Romanın en can alıcı kısımlarından biri de Kral Süleymanın Belkıs’ın toplumunun itikadını eleştirmesidir” Neye taparsınız? Güneşe dedi elçi kibir ve benlik dolu bir ses tonuyla.” Değeri yüce olan canınızı hor ve hakir ederek gökteki güneşe mi tapıyorsunuz? Güneş Tanrı emriyle bizim aşçımızdır, çiğ olan meyve ve zebzeyi pişirir, bizi ısıtır, bizi ışıtır. İnsana hizmetkar kılınmış bu nesnelere mi secde ediyorsunuz, siz yer altındaki madeni altın haline getiren bir yıdıza güneşe mi tapıyorsunuz, bunu bile bile ona nasıl Tanrı dersiniz? O yıldızı yaratana yönelin. !”80
Elçiler asıl niyetlerini anlatırlar. “Davetiniz üzere sizi bilip tanımak istedik. Bu hediyeleri de bunun için getirdik, başka bir niyetimiz yoktu”80
Kral Süleyman elçileri geri gönderir, hediyelerini iade eder. “Ey utanan elçiler,şimdi ülkenize dönün, getirdiklerinizi de alın geri götürün. Şunu da unutmayın ki dünya malı zayıf kuşların tuzağıdır. Ben ayı ve güneşi bikr kum tanesi kolaylığında var eden Allah’ın peygamberi Süleymanım. Sizin mülkünüzü istemem. Bu hediyeleri reddetmem kabul etmemden yeğdir. Belkıs’ın yanına gidince gördüklerinizi rapor ediniz. O Allah öyle bir Allah’tır ki dilerse bütün yeryüzünü baştanbaşa altın ve değeri biçilmez incilerle döşer ve insan hayretinden secdelere kapanır. Bu dediklerimi gidin ona aktarın belki o vakit bizi anlayacaktır. “81
Sultan Süleyman vurucu cümlelerine “gidin ona deyiniz ki “şeklinde başlar, ve islam itikadının ana umdelerini tekrar eder. Son sözünde “şimdi ülkenize geri dönünüz, dedi, Kraliçenize şu ahdimi iletiniz, davetime uyarsanız, akılların alamayacağı bir devlete kavuşursunuz. Yok eğekr direnirseniz akıllarınızın alamayacağı ordularla üzerlerinize yürürüm.

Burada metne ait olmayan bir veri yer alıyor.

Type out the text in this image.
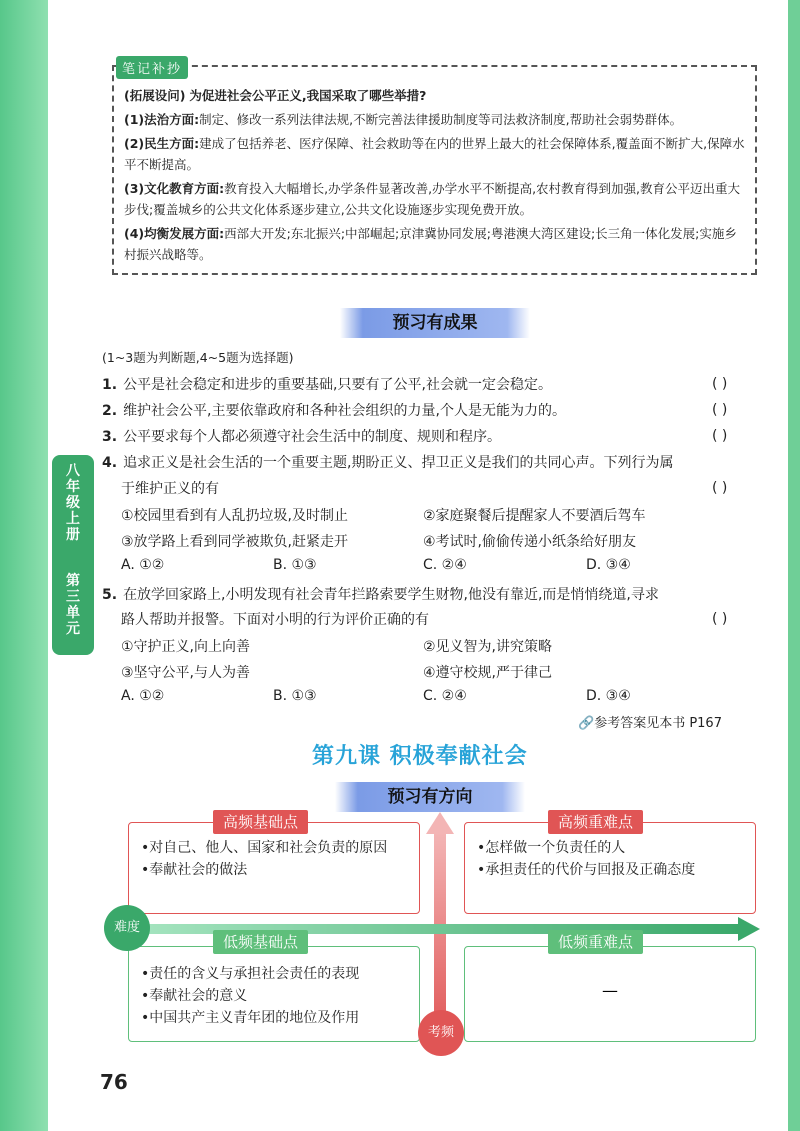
八年级上册
第三单元

(拓展设问) 为促进社会公平正义,我国采取了哪些举措?

(1)法治方面:制定、修改一系列法律法规,不断完善法律援助制度等司法救济制度,帮助社会弱势群体。

(2)民生方面:建成了包括养老、医疗保障、社会救助等在内的世界上最大的社会保障体系,覆盖面不断扩大,保障水平不断提高。

(3)文化教育方面:教育投入大幅增长,办学条件显著改善,办学水平不断提高,农村教育得到加强,教育公平迈出重大步伐;覆盖城乡的公共文化体系逐步建立,公共文化设施逐步实现免费开放。

(4)均衡发展方面:西部大开发;东北振兴;中部崛起;京津冀协同发展;粤港澳大湾区建设;长三角一体化发展;实施乡村振兴战略等。

笔记补抄
预习有成果
(1~3题为判断题,4~5题为选择题)
1. 公平是社会稳定和进步的重要基础,只要有了公平,社会就一定会稳定。	( )
2. 维护社会公平,主要依靠政府和各种社会组织的力量,个人是无能为力的。	( )
3. 公平要求每个人都必须遵守社会生活中的制度、规则和程序。	( )
4. 追求正义是社会生活的一个重要主题,期盼正义、捍卫正义是我们的共同心声。下列行为属
于维护正义的有	( )
①校园里看到有人乱扔垃圾,及时制止	②家庭聚餐后提醒家人不要酒后驾车
③放学路上看到同学被欺负,赶紧走开	④考试时,偷偷传递小纸条给好朋友
A. ①②	B. ①③	C. ②④	D. ③④
5. 在放学回家路上,小明发现有社会青年拦路索要学生财物,他没有靠近,而是悄悄绕道,寻求
路人帮助并报警。下面对小明的行为评价正确的有	( )
①守护正义,向上向善	②见义智为,讲究策略
③坚守公平,与人为善	④遵守校规,严于律己
A. ①②	B. ①③	C. ②④	D. ③④
🔗参考答案见本书 P167
第九课 积极奉献社会
预习有方向
•对自己、他人、国家和社会负责的原因
•奉献社会的做法
高频基础点
•怎样做一个负责任的人
•承担责任的代价与回报及正确态度
高频重难点
•责任的含义与承担社会责任的表现
•奉献社会的意义
•中国共产主义青年团的地位及作用
低频基础点
—
低频重难点
难度
考频
76
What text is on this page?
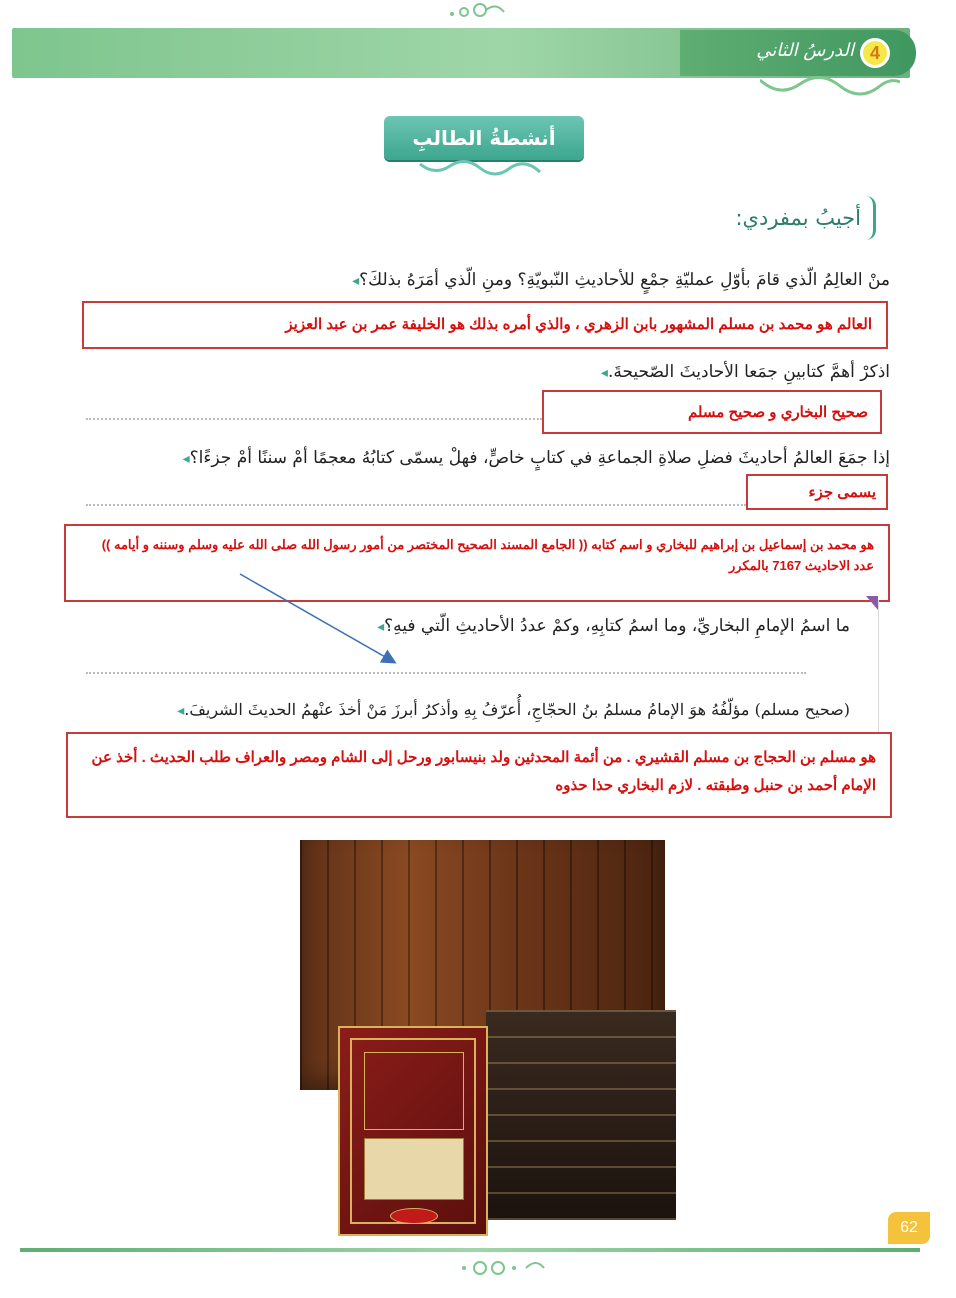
4
الدرسُ الثاني
أنشطةُ الطالبِ
أجيبُ بمفردي:
منْ العالِمُ الّذي قامَ بأوّلِ عمليّةِ جمْعٍ للأحاديثِ النّبويّةِ؟ ومنِ الّذي أمَرَهُ بذلكَ؟◂
العالم هو محمد بن مسلم المشهور بابن الزهري ، والذي أمره بذلك هو الخليفة عمر بن عبد العزيز
اذكرْ أهمَّ كتابينِ جمَعا الأحاديثَ الصّحيحةَ.◂
صحيح البخاري و صحيح مسلم
إذا جمَعَ العالمُ أحاديثَ فضلِ صلاةِ الجماعةِ في كتابٍ خاصٍّ، فهلْ يسمّى كتابُهُ معجمًا أمْ سننًا أمْ جزءًا؟◂
يسمى جزء
هو محمد بن إسماعيل بن إبراهيم للبخاري و اسم كتابه (( الجامع المسند الصحيح المختصر من أمور رسول الله صلى الله عليه وسلم وسننه و أيامه )) عدد الاحاديث 7167 بالمكرر
ما اسمُ الإمامِ البخاريِّ، وما اسمُ كتابِهِ، وكمْ عددُ الأحاديثِ الّتي فيهِ؟◂
(صحيح مسلم) مؤلّفُهُ هوَ الإمامُ مسلمُ بنُ الحجّاجِ، أُعرّفُ بِهِ وأذكرُ أبرزَ مَنْ أخذَ عنْهمُ الحديثَ الشريفَ.◂
هو مسلم بن الحجاج بن مسلم القشيري . من أئمة المحدثين ولد بنيسابور ورحل إلى الشام ومصر والعراف طلب الحديث . أخذ عن الإمام أحمد بن حنبل وطبقته . لازم البخاري حذا حذوه
62
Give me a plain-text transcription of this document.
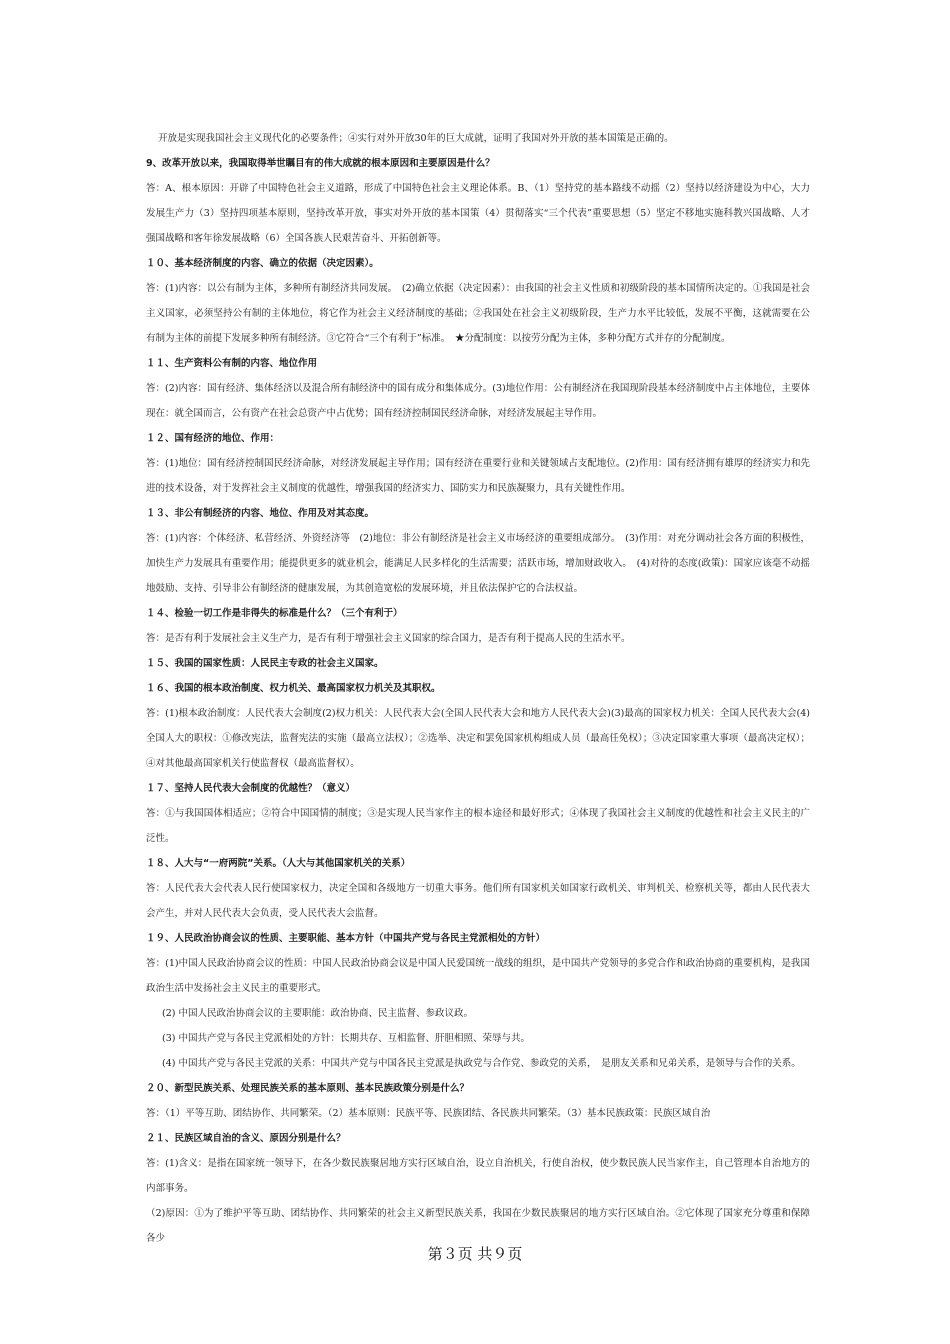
开放是实现我国社会主义现代化的必要条件；④实行对外开放30年的巨大成就，证明了我国对外开放的基本国策是正确的。

9、改革开放以来，我国取得举世瞩目有的伟大成就的根本原因和主要原因是什么？

答：A、根本原因：开辟了中国特色社会主义道路，形成了中国特色社会主义理论体系。B、（1）坚持党的基本路线不动摇（2）坚持以经济建设为中心，大力发展生产力（3）坚持四项基本原则，坚持改革开放，事实对外开放的基本国策（4）贯彻落实“三个代表”重要思想（5）坚定不移地实施科教兴国战略、人才强国战略和客年徐发展战略（6）全国各族人民艰苦奋斗、开拓创新等。

１０、基本经济制度的内容、确立的依据（决定因素）。

答：(1)内容：以公有制为主体，多种所有制经济共同发展。　(2)确立依据（决定因素）：由我国的社会主义性质和初级阶段的基本国情所决定的。①我国是社会主义国家，必须坚持公有制的主体地位，将它作为社会主义经济制度的基础；②我国处在社会主义初级阶段，生产力水平比较低，发展不平衡，这就需要在公有制为主体的前提下发展多种所有制经济。③它符合“三个有利于”标准。　★分配制度：以按劳分配为主体，多种分配方式并存的分配制度。

１１、生产资料公有制的内容、地位作用

答：(2)内容：国有经济、集体经济以及混合所有制经济中的国有成分和集体成分。(3)地位作用：公有制经济在我国现阶段基本经济制度中占主体地位，主要体现在：就全国而言，公有资产在社会总资产中占优势；国有经济控制国民经济命脉，对经济发展起主导作用。

１２、国有经济的地位、作用：

答：(1)地位：国有经济控制国民经济命脉，对经济发展起主导作用；国有经济在重要行业和关键领域占支配地位。(2)作用：国有经济拥有雄厚的经济实力和先进的技术设备，对于发挥社会主义制度的优越性，增强我国的经济实力、国防实力和民族凝聚力，具有关键性作用。

１３、非公有制经济的内容、地位、作用及对其态度。

答：(1)内容：个体经济、私营经济、外资经济等　(2)地位：非公有制经济是社会主义市场经济的重要组成部分。　(3)作用：对充分调动社会各方面的积极性，加快生产力发展具有重要作用；能提供更多的就业机会，能满足人民多样化的生活需要；活跃市场，增加财政收入。　(4)对待的态度(政策)：国家应该毫不动摇地鼓励、支持、引导非公有制经济的健康发展，为其创造宽松的发展环境，并且依法保护它的合法权益。

１４、检验一切工作是非得失的标准是什么？（三个有利于）

答：是否有利于发展社会主义生产力，是否有利于增强社会主义国家的综合国力，是否有利于提高人民的生活水平。

１５、我国的国家性质：人民民主专政的社会主义国家。

１６、我国的根本政治制度、权力机关、最高国家权力机关及其职权。

答：(1)根本政治制度：人民代表大会制度(2)权力机关：人民代表大会(全国人民代表大会和地方人民代表大会)(3)最高的国家权力机关：全国人民代表大会(4)全国人大的职权：①修改宪法，监督宪法的实施（最高立法权）；②选举、决定和罢免国家机构组成人员（最高任免权）；③决定国家重大事项（最高决定权）；④对其他最高国家机关行使监督权（最高监督权）。

１７、坚持人民代表大会制度的优越性？（意义）

答：①与我国国体相适应；②符合中国国情的制度；③是实现人民当家作主的根本途径和最好形式；④体现了我国社会主义制度的优越性和社会主义民主的广泛性。

１８、人大与“一府两院”关系。（人大与其他国家机关的关系）

答：人民代表大会代表人民行使国家权力，决定全国和各级地方一切重大事务。他们所有国家机关如国家行政机关、审判机关、检察机关等，都由人民代表大会产生，并对人民代表大会负责，受人民代表大会监督。

１９、人民政治协商会议的性质、主要职能、基本方针（中国共产党与各民主党派相处的方针）

答：(1)中国人民政治协商会议的性质：中国人民政治协商会议是中国人民爱国统一战线的组织，是中国共产党领导的多党合作和政治协商的重要机构，是我国政治生活中发扬社会主义民主的重要形式。

(2) 中国人民政治协商会议的主要职能：政治协商、民主监督、参政议政。

(3) 中国共产党与各民主党派相处的方针：长期共存、互相监督、肝胆相照、荣辱与共。

(4) 中国共产党与各民主党派的关系：中国共产党与中国各民主党派是执政党与合作党、参政党的关系，　是朋友关系和兄弟关系，是领导与合作的关系。

２０、新型民族关系、处理民族关系的基本原则、基本民族政策分别是什么？

答：（1）平等互助、团结协作、共同繁荣。（2）基本原则：民族平等、民族团结、各民族共同繁荣。（3）基本民族政策：民族区域自治

２１、民族区域自治的含义、原因分别是什么？

答：(1)含义：是指在国家统一领导下，在各少数民族聚居地方实行区域自治，设立自治机关，行使自治权，使少数民族人民当家作主，自己管理本自治地方的内部事务。

（2)原因：①为了维护平等互助、团结协作、共同繁荣的社会主义新型民族关系，我国在少数民族聚居的地方实行区域自治。②它体现了国家充分尊重和保障各少

第３页 共９页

Onuru çiğneniş bir halde yurdunuzdan çıkarılmak istemiyorsanız davetime uyunuz”83Süleyman’ın farklılığından dolayı baba Davut onu tahtına varis yapmış. Baba Rabbine kavuşur, Süleyman babasını kendi elleriyle yıkar, kefenler ve defneder, bir yandan da kuşlara emir verir, “babamın üzerini örtün”107
Lena onca gücüne rağmen mütevazi olduğundan bahseder Süleyman’ın. Nevvare anlatır. “Kral Davut vefat ettikten sonra Süleyman’a “hacetini benden dile “diye vahyedilir. O da Ey Allah’ım der, “Kalbimi sana karşı haşyet ve muhammetle doldur. Tıpkı babam gibi sana karşı doğru ve salih bir kul olayım. Bu duadan sonra bütün özellikleri kat kat artar. Onca devletin ve azametin içinde devlet hazinesinden tek bir lokma bile yemez. Büyük ikramlarda bulunur ama kendisi arpa ekmeği ve zeytinyağı ile iktifa eder.
Nevvare’nin edindiği bilgilere göre Kral Davut’un yeşil zümrütten bir yüzüğü vardır. Bu yüzüğü Melek Cebrail ona cennetten getirmiş, Adem’in cennette takmış olduğu yüzükmüş.Yüzüğün taşında Bismillah, Mülküllah ve Lailaheillallah yazarmış
Kral Davut’a göre en önemli nimet ilim nimetidir.